1 mars 2021 – Zoom
Est-ce que de telles choses auraient pu vraiment arriver à Paris, la ville de l’amour? Ce petit livre évoque si puissamment Paris occupé que j’ai même rêvé de m’échapper de la Gestapo pendant que je le lisais.
Patrick Modiano fournit l’adresse exacte de chaque lieu qu’il mentionne. Pourquoi ferais-tu ça? À la fin du livre, il était devenu bel et bien clair. Donner des informations aussi banales a contribué à créer le sentiment qu’il s’agissait bien de Paris, le Paris que nous connaissons tous. Les rues et cafés quotidiens si familiers. Il dit que les bâtiments et les noms de rue rappellent plus clairement les souvenirs et cela aide l’imagination.
Le boulevard Ornano, où Dora vivait avec ses parents, est à seulement 10-15 minutes à pied du Sacré Coeur. Gare du Nord à peu près à la même distance.
Pourquoi personne ne les arrêter? Une réponse à cette question est que les personnes arrêtées, juifs et autres, et le reste du pays, n’avaient aucune idée de la «destination finale» qui allait être. Qui aurait pu l’imaginer! Ils ont été arrêtés par milliers et d’abord envoyés dans des camps en France. Des camps où ils écrivaient à la maison et demandaient des articles banals de tous les jours comme du beurre et des brosses à dents. Aurait-il fait une différence si les gens avaient su la vérité?

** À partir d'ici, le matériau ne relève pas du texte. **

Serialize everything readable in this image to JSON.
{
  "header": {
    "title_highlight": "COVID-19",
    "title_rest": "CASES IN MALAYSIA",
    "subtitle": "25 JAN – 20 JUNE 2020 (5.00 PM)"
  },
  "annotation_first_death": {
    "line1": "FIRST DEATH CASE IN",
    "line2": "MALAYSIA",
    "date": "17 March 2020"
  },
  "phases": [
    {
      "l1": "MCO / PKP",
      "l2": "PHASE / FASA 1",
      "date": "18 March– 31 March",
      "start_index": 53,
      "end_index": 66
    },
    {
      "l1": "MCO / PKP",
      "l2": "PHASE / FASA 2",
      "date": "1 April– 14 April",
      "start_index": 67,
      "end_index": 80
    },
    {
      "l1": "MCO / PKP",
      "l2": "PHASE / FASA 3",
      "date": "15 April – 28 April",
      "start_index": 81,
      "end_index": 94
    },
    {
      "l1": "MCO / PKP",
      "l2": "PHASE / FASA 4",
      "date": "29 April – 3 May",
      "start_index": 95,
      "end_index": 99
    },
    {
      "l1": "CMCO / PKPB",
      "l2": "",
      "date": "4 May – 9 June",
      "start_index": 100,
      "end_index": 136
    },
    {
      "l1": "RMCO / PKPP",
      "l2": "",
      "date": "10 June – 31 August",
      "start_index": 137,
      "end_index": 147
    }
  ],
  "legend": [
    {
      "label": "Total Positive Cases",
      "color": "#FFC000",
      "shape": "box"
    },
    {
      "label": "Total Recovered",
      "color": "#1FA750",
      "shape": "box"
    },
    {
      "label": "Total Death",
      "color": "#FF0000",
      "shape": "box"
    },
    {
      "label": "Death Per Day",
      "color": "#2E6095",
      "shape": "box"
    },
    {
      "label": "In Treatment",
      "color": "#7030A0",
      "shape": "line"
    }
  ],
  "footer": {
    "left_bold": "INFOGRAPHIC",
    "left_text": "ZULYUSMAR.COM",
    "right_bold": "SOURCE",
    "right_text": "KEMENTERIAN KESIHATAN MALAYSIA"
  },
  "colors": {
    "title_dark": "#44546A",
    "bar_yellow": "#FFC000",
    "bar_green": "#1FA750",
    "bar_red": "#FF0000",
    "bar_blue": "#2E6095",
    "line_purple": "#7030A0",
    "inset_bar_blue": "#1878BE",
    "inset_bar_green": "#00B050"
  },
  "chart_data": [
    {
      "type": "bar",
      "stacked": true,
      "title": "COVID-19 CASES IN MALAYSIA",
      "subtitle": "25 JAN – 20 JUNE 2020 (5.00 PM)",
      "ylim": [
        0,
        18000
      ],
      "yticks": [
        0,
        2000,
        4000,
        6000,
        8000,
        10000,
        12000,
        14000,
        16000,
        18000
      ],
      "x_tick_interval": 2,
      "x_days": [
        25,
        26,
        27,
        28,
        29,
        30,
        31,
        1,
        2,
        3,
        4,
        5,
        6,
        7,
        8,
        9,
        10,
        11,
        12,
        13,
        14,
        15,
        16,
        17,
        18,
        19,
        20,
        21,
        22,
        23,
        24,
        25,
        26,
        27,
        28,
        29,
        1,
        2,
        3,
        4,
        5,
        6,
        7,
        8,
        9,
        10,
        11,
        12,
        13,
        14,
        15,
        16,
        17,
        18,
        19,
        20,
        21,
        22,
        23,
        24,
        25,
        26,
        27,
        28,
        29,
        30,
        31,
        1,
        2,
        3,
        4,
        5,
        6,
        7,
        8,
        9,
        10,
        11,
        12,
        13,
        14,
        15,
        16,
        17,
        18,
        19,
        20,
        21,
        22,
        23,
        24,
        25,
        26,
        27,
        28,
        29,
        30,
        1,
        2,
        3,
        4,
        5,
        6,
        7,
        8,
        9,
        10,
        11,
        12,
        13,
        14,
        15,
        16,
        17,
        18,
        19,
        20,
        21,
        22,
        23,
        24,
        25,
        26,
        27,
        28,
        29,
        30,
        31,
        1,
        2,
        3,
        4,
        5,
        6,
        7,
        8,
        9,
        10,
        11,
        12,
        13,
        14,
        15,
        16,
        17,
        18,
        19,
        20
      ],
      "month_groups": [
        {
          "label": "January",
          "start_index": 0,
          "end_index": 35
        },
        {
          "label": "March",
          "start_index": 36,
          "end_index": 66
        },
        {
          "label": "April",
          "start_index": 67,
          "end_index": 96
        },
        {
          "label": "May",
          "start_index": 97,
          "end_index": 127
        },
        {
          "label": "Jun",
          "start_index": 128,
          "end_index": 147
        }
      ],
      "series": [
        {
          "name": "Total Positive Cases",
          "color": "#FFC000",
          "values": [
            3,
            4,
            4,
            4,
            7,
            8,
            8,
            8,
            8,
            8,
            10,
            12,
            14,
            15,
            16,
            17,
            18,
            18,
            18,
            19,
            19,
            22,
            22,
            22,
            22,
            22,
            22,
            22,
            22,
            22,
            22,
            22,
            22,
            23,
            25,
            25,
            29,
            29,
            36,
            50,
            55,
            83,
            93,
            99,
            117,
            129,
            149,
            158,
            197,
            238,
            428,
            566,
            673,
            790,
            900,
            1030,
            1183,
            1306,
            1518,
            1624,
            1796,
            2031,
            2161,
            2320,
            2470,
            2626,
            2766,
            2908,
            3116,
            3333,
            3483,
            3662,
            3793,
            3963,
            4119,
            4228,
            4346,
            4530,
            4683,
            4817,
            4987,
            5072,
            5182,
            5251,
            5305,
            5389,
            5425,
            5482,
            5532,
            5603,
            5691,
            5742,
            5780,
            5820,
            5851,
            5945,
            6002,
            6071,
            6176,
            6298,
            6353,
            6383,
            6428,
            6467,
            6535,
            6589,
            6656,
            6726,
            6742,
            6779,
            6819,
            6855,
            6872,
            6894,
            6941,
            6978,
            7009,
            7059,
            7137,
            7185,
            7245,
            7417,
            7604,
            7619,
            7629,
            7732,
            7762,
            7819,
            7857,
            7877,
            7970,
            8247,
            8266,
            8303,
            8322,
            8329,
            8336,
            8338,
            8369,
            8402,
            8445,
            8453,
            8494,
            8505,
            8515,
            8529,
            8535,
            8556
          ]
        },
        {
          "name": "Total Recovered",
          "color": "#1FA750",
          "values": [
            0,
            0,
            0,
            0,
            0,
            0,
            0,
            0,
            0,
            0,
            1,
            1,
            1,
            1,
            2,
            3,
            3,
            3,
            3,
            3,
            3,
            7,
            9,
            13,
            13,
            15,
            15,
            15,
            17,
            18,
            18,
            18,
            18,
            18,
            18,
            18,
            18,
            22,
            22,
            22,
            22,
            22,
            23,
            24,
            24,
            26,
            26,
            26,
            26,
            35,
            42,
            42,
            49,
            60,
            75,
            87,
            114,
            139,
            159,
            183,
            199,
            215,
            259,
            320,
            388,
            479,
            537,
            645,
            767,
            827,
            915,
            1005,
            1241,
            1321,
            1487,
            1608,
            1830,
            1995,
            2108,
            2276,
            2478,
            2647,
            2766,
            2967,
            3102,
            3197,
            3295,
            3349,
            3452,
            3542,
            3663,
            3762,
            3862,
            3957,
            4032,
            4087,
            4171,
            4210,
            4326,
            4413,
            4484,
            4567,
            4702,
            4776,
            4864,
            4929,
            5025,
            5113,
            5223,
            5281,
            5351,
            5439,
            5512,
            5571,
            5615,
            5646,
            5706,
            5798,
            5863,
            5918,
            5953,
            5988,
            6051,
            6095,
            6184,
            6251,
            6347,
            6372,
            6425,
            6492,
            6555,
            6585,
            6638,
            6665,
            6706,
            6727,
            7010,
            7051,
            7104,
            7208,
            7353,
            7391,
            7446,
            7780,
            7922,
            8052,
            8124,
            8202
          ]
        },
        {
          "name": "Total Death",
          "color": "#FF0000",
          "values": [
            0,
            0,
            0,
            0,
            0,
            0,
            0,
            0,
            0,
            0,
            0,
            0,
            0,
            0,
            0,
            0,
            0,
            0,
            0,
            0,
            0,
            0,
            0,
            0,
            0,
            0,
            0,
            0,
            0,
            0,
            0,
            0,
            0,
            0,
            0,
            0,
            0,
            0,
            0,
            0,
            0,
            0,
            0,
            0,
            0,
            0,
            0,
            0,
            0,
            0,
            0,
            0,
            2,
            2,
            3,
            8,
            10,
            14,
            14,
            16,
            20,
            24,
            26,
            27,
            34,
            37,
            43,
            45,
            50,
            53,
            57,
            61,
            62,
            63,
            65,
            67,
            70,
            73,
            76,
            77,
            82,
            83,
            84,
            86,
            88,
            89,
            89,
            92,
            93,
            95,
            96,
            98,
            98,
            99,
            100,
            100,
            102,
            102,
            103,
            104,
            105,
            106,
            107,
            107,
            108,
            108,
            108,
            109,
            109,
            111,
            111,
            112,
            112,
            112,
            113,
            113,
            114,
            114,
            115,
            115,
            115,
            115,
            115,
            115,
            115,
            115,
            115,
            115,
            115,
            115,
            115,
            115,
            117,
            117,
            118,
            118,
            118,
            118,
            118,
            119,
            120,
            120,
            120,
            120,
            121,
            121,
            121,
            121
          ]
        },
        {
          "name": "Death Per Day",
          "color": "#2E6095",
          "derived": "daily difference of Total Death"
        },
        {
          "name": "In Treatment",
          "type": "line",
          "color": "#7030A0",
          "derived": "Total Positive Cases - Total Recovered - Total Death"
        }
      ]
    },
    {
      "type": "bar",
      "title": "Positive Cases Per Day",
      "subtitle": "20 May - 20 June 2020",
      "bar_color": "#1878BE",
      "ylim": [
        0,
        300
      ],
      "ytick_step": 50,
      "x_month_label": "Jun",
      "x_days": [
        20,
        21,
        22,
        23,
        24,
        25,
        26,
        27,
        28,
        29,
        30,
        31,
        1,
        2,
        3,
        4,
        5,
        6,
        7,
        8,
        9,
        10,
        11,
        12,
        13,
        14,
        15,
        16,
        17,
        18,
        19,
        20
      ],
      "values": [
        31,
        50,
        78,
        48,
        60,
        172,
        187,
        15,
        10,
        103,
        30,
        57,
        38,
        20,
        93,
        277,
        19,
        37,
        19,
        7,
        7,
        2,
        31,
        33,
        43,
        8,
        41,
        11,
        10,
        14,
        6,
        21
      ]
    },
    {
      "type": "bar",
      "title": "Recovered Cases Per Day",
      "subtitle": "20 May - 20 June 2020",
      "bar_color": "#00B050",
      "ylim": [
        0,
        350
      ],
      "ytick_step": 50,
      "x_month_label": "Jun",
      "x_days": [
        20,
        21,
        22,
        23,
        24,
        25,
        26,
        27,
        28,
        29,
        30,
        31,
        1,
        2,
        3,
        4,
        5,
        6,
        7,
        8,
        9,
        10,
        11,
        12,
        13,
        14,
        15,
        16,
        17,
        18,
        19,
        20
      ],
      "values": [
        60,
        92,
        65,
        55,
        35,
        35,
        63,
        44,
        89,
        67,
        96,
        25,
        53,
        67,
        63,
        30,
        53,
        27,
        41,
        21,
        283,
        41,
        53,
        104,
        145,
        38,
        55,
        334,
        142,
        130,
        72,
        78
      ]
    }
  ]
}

En 1988, en feuilletant de vieux journaux, Patrick Modiano a lu dans un Paris-Soir de décembre 1941 un rapport sur une fille disparue appelée Dora Bruder. Il a passé des années à essayer de la retrouver et, en 1996, il a finalement écrit le livre qui lui était dédié.
C’est apparemment l’histoire d’une seule jeune femme, une fille vraiment – Dora Bruder. En voyant un avis dans ce journal de 1941 sur sa fugue, Patrick Modiano commence à penser à cette jeune femme. Et essayer de la découvrir, d’où elle venait et quel fut son destin. En faisant la recherche et en la partageant avec nous, les lecteurs, nous apprenons que ce n’est qu’une des nombreuses histoires inédites. Si des écrivains comme Modiano ne nous racontent pas les histoires d’occupation, de collaboration, d’arrestation et de meurtre, qui le fera? Il écrit: «Beaucoup d’amis que je n’ai pas connu ont disparu en 1945, l’année de ma naissance» C’était aussi l’année de ma naissance. Ils auraient pu aussi être mes amis.
Bien sûr, Patrick Modiano, en essayant de découvrir ce qui est arrivé à Dora Bruder, essaie également de savoir ce qui s’est passé à Paris quand ses parents étaient jeunes, et trouve des parallèles entre sa vie, sa famille et celle de Dora. Par exemple, ils se sont tous deux enfuis, quand ils étaient adolescents. Il a eu la chance de naître 19 à 20 ans plus tard que Dora – sinon, son destin aurait pu être le sien. Et tout au long de ce livre, Patrick Modiano nous fait comprendre que son destin aurait pu aussi si facilement être le nôtre!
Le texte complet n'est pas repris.